Monday, December 8, 2008

What's next for NLISD?

North Lamar High School just finished their production of "Urinetown." What's next for them? I predict that next year the drama instructors will pick "Rent." Rowlett High School is currently involved in a controversy over their drama department's decision to stage "Rent" this year. Those who want to do the musical claim that it is a play that "promotes love and acceptance." Ryan Clark, a Rowlett senior student said, "This society, including me, could use a lesson in acceptance." What the play promotes is acceptance of homosexuality and a deviant lifestyle. Other proponents of the production said that the high school edition of the play has less profanity than the original, and a song that was inappropriate for teens was removed. My question is, "Why do a musical that has to be edited for teenagers?"

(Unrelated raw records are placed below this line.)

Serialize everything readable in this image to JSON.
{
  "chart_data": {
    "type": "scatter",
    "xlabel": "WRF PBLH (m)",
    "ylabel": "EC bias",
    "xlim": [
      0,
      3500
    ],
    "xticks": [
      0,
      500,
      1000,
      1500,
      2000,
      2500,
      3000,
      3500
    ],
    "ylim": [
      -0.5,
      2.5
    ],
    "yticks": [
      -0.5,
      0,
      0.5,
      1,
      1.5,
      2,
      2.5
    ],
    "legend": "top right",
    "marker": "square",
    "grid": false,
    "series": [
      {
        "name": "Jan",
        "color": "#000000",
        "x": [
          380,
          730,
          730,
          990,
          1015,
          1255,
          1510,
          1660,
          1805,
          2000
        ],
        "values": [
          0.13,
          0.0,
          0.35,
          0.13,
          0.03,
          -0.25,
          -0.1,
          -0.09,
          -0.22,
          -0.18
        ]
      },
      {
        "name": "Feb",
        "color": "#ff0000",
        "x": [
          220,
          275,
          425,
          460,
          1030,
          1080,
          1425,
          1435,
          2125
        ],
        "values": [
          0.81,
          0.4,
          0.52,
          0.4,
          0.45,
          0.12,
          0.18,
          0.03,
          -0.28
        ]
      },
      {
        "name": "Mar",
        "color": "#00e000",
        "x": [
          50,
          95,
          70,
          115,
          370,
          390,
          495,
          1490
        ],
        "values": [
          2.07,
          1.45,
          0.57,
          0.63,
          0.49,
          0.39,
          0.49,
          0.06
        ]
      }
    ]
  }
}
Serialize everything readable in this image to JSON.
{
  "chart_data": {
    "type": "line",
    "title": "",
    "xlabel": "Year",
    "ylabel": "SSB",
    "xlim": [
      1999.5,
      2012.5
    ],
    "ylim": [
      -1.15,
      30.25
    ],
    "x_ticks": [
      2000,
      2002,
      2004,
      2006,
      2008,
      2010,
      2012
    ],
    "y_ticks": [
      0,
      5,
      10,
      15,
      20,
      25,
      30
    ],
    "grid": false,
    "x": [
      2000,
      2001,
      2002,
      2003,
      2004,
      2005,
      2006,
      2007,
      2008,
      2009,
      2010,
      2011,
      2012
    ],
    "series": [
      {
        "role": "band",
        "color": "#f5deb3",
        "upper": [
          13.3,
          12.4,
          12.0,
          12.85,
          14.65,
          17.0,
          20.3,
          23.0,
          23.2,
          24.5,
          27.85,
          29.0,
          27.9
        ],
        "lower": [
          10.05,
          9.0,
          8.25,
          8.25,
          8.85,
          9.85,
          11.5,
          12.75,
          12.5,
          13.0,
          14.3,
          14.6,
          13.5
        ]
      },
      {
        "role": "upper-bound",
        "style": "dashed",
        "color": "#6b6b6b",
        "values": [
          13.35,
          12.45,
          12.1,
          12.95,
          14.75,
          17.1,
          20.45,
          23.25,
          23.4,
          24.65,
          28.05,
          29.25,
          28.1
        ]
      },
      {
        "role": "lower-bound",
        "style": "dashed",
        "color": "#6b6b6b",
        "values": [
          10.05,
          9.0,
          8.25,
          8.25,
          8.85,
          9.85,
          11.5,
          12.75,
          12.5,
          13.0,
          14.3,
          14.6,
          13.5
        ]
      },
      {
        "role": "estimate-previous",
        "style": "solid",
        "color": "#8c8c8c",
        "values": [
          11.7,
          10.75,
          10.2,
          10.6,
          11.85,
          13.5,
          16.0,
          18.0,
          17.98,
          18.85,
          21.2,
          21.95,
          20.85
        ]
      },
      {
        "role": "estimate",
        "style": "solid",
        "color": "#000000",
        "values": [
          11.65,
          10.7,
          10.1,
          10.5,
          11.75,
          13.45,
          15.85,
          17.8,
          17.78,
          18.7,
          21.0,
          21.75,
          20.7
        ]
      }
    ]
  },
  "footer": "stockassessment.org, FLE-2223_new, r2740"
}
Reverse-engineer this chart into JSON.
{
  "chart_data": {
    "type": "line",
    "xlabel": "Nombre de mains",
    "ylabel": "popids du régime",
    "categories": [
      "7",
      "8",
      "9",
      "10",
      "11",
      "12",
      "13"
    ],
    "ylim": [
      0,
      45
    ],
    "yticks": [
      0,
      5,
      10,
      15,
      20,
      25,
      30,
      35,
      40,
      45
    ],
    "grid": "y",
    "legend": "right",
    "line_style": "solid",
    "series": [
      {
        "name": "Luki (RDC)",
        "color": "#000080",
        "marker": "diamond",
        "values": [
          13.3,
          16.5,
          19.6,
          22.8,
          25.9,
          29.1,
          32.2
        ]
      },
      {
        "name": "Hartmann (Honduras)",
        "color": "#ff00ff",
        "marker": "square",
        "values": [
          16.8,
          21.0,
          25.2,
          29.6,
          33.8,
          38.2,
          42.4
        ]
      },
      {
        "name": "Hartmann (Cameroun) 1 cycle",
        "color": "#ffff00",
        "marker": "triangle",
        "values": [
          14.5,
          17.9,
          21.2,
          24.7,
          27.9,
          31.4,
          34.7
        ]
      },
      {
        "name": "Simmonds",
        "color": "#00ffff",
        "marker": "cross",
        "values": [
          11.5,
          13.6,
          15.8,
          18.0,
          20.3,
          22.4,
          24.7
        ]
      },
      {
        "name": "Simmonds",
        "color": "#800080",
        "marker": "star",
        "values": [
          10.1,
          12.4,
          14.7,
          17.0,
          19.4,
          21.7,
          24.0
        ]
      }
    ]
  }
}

I went out to the internet to garner some information about the musical. Draw your own conclusions.

"Rent" evolved from playwright Billy Aronson's desire to do a musical based on Puccini's opera La Boheme, but replacing Puccini's settings with the coarseness and noise of modern New York. Jonathan Larson wrote the music and lyrics. Here's a cast of characters from the play:


  • Mimi Márquez, an exotic dancer with HIV
    Rodolfo, a poet
    Roger Davis, a musician who is HIV positive
    Marcello, a painter
    Mark Cohen, a filmmaker
    Musetta, a singer
    Maureen Johnson, a lesbian performance artist
    Schaunard, a musician
    Angel Dumott Schunard, a gay drag queen percussionist with AIDS
    Colline, a philosopher
    Tom Collins, a gay philosophy professor and anarchist with AIDS
    Alcindoro, a state councilor
    Joanne Jefferson, a lawyer, who is a lesbian (Also partially based on Marcello)
    Benoit, a landlord
    Benjamin 'Benny' Coffin III, the local landlord and a former roommate of Roger, Mark, Collins, and Maureen

Here are some portions lifted from the plotline:


  • Angel . . .is a flamboyantly homosexual man who performs a song and dance number and sometimes wears women's clothing;
  • Mimi Márquez, a nineteen-year-old junkie and S & M dancer at the Cat Scratch Club. She lives in the apartment downstairs and asks Roger to light a candle for her because her electricity and heat have also been shut off. Mimi also needs the candle to prepare her heroin, which she drops inside the loft and then employs as means to flirt with Roger.
  • After leaving Life Support, Mark saves a homeless bag lady from being beaten by a police officer.
  • The scene turns to a bed containing all the couples, with the implication that they are all having sex (Mark is absent), which quickly transforms into a frustrating and awkward situation for all of them.
  • Collins arrives with money, revealing that he rigged a nearby ATM to dispense free cash with the PIN "A-N-G-E-L".
  • Joanne catches Maureen kissing another woman and angrily stalks off
  • Collins is heartbroken, and at Angel's (the flamboyant drag queen) funeral, he declares his undying love.
  • She and Roger embrace, and everyone is touched and relieved as they are reminded of the fleetingness of life and reaffirm that there is "no day but today."

So from what I've read, the message is "do whatever you want, for tomorrow you die." Sounds like a really inspiring, uplifting message for today's teenagers, doesn't it? And remember, you heard the title of North Lamar's next production here first!

"Some parents want student production of 'Rent' evicted." The Dallas Morning News; December 6, 2008; p. 1B.